Farmers in Kirinyaga County whose rice had started drying up due to an acute water shortage that had hit the giant Mwea Irrigation Scheme are a relieved lot following a heavy downpour.
The rains come at time when the farmers expressed fears of a possible low production of rice in the area.
Jubilant farmers Monday told the Nation that the rains that flooded the dry rice fields took them by surprise, giving them hope of getting good harvests.
"If the rains continue pounding the area our crop will mature and we will harvest it," said Mr Simon Njogu.
There has been inadequate supply of water for irrigation following a prolonged dry spell and farmers had expressed fears that production would fall drastically this season.

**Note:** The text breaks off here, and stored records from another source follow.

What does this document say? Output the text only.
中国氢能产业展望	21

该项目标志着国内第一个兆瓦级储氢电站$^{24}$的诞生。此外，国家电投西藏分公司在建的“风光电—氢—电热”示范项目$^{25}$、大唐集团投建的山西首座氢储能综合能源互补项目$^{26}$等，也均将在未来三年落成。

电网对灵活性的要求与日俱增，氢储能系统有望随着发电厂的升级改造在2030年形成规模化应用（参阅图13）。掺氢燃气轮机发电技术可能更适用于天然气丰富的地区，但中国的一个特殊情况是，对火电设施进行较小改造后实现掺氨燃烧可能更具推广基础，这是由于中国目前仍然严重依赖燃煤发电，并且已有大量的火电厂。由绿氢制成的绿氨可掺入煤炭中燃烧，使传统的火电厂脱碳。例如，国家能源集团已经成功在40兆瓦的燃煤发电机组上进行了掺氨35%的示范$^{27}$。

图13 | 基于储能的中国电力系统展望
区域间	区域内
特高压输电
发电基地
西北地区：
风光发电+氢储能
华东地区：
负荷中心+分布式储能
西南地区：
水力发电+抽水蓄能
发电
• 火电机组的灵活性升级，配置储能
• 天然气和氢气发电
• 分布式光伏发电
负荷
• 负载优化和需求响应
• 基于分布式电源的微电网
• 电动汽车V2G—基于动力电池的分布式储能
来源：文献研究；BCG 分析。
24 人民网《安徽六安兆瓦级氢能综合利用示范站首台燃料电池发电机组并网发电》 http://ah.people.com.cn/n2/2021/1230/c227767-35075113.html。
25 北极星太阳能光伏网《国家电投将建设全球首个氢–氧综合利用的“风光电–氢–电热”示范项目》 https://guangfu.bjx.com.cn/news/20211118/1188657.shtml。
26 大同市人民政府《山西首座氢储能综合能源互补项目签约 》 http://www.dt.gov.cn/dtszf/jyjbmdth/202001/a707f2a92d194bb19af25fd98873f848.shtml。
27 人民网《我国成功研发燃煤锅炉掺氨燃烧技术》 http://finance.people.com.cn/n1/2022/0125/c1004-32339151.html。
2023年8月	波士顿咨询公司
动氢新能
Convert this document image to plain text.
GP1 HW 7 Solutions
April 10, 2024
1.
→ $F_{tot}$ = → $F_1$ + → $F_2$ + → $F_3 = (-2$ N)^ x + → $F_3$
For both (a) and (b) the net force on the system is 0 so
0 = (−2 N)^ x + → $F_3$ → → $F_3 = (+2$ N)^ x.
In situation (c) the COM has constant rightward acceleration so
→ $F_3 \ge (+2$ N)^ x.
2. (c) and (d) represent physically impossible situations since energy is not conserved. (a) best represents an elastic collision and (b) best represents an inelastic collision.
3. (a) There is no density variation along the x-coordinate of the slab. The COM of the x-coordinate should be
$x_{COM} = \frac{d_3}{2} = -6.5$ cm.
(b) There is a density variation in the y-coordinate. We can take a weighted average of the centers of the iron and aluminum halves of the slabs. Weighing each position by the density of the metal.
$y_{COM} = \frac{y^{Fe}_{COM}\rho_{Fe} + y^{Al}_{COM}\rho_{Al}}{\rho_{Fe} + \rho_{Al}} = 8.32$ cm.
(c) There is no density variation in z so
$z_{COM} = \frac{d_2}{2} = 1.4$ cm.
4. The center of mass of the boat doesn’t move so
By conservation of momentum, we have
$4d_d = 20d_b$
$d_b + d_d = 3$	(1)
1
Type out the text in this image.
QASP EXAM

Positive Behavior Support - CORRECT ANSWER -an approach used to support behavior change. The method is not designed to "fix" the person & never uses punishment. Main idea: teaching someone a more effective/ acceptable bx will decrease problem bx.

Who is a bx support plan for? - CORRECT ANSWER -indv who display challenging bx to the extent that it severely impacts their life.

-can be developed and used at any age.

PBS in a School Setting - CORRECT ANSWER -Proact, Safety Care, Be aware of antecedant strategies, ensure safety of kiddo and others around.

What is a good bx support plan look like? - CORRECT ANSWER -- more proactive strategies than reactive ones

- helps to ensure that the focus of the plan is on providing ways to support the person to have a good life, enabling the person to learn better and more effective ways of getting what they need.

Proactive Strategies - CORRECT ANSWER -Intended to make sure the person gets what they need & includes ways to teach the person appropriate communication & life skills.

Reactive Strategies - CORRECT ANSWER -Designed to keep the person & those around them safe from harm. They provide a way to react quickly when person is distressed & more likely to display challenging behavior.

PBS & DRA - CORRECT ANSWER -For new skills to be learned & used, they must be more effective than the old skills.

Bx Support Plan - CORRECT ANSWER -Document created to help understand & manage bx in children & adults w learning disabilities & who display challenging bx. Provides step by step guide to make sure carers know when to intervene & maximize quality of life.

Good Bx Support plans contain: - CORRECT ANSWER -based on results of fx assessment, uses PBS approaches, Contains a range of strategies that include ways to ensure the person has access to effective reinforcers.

Levels in major rivers in Kirinyaga which supply water for irrigation to the scheme had gone down and farmers were worried of low rice harvests which would lead to escalating of prices.
Water flowing into the rivers stood at six cubic metres and could not sustain rice farming in the 26,000-acre Mwea Scheme.
For rice to do well, water flowing in rivers should be at least 11.3 cubic metres.
The most hit areas were Wamumu, Karaba, Mutithi, Ndindiruku and Nguka where rice is grown in large scale.
When there is enough water and the climate is favourable, farmers produce one million bags of rice in a season, which translates to Sh7 billion in earnings.
The farmers have petitioned the government to speed up the building of the Sh20 billion Thiba dam to mitigate water problems in the Scheme.
Mwea Scheme is the largest in Kenya and produces 80 percent of rice consumed in the country.
It is being expanded to produce enough rice for local consumption and surplus for export.